Rep. Steven Horsford (NV-04): The CBC is working on solutions. And these are the types of real policies that are before this body and we would urge our colleagues on both sides of the aisle to work with us to make these bills law — to make these bills law. These bills, if enacted, would greatly enhance the small business landscape for minority entrepreneurs. I had an opportunity recently to visit the American history museum. And when you’re there and you reflect on our history as a nation and you see the important contributions that African-Americans have made to the establishment and growth of our great nation, whether it be in politics or government, civil rights or social justice, and, yes, entrepreneurship, it’s African-Americans who have helped build our country and it’s African-American businesses that need to be part of our plan for economic growth.

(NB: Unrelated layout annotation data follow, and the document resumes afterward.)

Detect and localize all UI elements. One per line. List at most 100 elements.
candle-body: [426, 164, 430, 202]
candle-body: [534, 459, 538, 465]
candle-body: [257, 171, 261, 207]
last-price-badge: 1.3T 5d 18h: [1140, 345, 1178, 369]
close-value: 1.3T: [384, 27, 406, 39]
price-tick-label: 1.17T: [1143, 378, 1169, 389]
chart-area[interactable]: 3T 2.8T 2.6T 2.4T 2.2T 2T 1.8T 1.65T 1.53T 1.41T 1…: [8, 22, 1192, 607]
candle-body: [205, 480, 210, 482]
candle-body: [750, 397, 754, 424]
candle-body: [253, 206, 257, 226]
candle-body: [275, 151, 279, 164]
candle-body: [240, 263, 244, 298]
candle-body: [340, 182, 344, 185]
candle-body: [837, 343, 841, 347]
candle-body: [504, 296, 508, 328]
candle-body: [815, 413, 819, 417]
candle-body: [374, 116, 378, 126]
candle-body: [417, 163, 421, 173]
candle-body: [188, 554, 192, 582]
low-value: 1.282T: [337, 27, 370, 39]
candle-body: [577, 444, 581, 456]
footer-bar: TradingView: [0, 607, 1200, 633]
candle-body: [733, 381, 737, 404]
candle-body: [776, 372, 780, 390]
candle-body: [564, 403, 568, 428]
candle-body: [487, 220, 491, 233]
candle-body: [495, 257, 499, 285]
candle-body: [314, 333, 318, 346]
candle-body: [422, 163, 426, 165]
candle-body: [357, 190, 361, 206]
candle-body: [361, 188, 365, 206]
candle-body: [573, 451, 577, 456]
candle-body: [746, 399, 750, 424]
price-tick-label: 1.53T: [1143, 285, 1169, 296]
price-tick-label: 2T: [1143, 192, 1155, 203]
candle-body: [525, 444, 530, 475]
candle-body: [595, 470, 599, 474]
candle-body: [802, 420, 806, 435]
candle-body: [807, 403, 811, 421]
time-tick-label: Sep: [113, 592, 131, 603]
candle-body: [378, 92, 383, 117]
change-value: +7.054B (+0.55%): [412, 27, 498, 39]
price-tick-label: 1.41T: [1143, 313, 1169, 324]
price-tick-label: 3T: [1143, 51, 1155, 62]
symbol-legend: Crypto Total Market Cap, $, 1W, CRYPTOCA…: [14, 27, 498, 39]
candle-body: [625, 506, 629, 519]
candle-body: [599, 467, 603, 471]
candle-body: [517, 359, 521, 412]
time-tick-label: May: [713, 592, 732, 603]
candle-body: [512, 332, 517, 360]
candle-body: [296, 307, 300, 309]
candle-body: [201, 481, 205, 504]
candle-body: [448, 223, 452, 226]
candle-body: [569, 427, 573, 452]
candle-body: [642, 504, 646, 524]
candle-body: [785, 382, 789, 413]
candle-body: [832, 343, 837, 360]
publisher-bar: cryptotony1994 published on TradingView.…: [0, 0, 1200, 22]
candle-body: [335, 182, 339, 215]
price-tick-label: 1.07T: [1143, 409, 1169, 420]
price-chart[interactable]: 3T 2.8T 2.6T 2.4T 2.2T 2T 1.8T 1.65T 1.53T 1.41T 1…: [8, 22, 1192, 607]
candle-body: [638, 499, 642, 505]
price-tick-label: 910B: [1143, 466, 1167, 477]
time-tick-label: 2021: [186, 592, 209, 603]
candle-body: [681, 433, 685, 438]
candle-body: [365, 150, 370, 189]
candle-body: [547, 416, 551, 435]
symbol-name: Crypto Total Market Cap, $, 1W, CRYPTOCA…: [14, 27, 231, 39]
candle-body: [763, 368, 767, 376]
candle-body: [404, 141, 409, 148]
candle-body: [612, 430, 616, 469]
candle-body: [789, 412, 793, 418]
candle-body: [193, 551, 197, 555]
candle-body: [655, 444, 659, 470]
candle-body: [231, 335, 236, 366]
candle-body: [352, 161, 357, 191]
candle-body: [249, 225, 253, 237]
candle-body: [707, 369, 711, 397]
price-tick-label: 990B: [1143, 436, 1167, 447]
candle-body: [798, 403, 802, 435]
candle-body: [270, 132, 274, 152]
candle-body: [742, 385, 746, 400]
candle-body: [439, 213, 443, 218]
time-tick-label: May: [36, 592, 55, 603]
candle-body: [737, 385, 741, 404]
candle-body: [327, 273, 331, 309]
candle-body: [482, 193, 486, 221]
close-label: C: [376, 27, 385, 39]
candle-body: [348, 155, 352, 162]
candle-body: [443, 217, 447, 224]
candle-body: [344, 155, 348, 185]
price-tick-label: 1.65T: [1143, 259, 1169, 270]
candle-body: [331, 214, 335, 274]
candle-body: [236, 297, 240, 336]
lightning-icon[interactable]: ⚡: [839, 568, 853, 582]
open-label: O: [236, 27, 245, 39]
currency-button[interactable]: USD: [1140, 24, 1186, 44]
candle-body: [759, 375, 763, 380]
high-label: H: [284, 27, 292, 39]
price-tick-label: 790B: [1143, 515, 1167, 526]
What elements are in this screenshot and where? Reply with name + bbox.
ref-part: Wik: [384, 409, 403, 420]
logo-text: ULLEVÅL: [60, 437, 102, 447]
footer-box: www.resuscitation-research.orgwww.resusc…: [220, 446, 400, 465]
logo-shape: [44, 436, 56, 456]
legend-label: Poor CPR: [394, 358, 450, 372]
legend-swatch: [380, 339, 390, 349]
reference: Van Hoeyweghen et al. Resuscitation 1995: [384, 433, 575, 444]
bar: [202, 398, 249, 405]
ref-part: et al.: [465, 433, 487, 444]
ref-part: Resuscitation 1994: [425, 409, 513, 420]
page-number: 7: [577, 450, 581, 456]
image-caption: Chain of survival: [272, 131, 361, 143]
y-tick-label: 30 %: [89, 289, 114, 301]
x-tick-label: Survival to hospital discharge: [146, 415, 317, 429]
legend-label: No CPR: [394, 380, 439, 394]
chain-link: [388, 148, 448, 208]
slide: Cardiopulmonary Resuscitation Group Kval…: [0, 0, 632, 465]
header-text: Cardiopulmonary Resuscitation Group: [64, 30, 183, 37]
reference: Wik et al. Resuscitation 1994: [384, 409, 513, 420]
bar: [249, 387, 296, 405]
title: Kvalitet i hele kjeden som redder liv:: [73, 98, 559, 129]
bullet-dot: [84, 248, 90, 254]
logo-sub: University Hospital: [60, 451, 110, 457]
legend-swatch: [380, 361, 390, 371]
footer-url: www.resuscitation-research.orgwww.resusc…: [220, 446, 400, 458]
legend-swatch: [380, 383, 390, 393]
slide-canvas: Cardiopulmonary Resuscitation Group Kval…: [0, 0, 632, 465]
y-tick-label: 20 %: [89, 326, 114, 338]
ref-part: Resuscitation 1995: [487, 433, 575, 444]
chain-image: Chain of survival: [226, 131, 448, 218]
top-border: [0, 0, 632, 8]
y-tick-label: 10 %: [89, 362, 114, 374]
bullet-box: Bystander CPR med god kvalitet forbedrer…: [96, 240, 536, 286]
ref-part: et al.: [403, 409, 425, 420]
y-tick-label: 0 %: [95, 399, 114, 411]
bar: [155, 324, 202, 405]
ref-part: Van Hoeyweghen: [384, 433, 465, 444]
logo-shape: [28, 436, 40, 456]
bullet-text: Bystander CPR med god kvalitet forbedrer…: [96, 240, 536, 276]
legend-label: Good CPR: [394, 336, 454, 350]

Rep. Yvette Clarke (NY-09): I know the challenges facing our nation’s minority owned small businesses and entrepreneurs. From access to capital, a problem for minority-owned and disadvantaged small businesses in the best of economic times, or a lack of access to knowledge and information of the available options to assist them. I understand that we must — that we must work increasingly and unceasingly to ensure that even as the media focuses on the booming stock market, that our nation’s real job creators are not forgotten, not marginalized and overlooked. Their success is vital, not only for more robust recovery, but it is to fully addressing our nation’s national employment crisis.
Rep. Sheila Jackson Lee (TX-18) I am very pleased to be able to stand here and honor a group that I frankly believe are the anchor of the economy for the United States of America and that is small businesses. We look at the landscape of American history; we did not start with multinationals, international corporations. We really started with mom and pop businesses. Then, of course, we speak about the history of our community, first coming to this nation as slaves, but then developing artisan skills in the spirit of Booker T. Washington, being carpenters and painters and bricklayers.
Rep. Hakeem Jeffries (NY-08): If you want to do something about small businesses, what we should do in America is figure out how we in the Congress can come together, find common ground, create some economic certainty so these entrepreneurs can move forward. I don’t know if my good friend has any parting comments, but let me just say we in the CBC are committed to continuing to stand up for entrepreneurship in America, for opportunity, and for the full pursuit of the American Dream.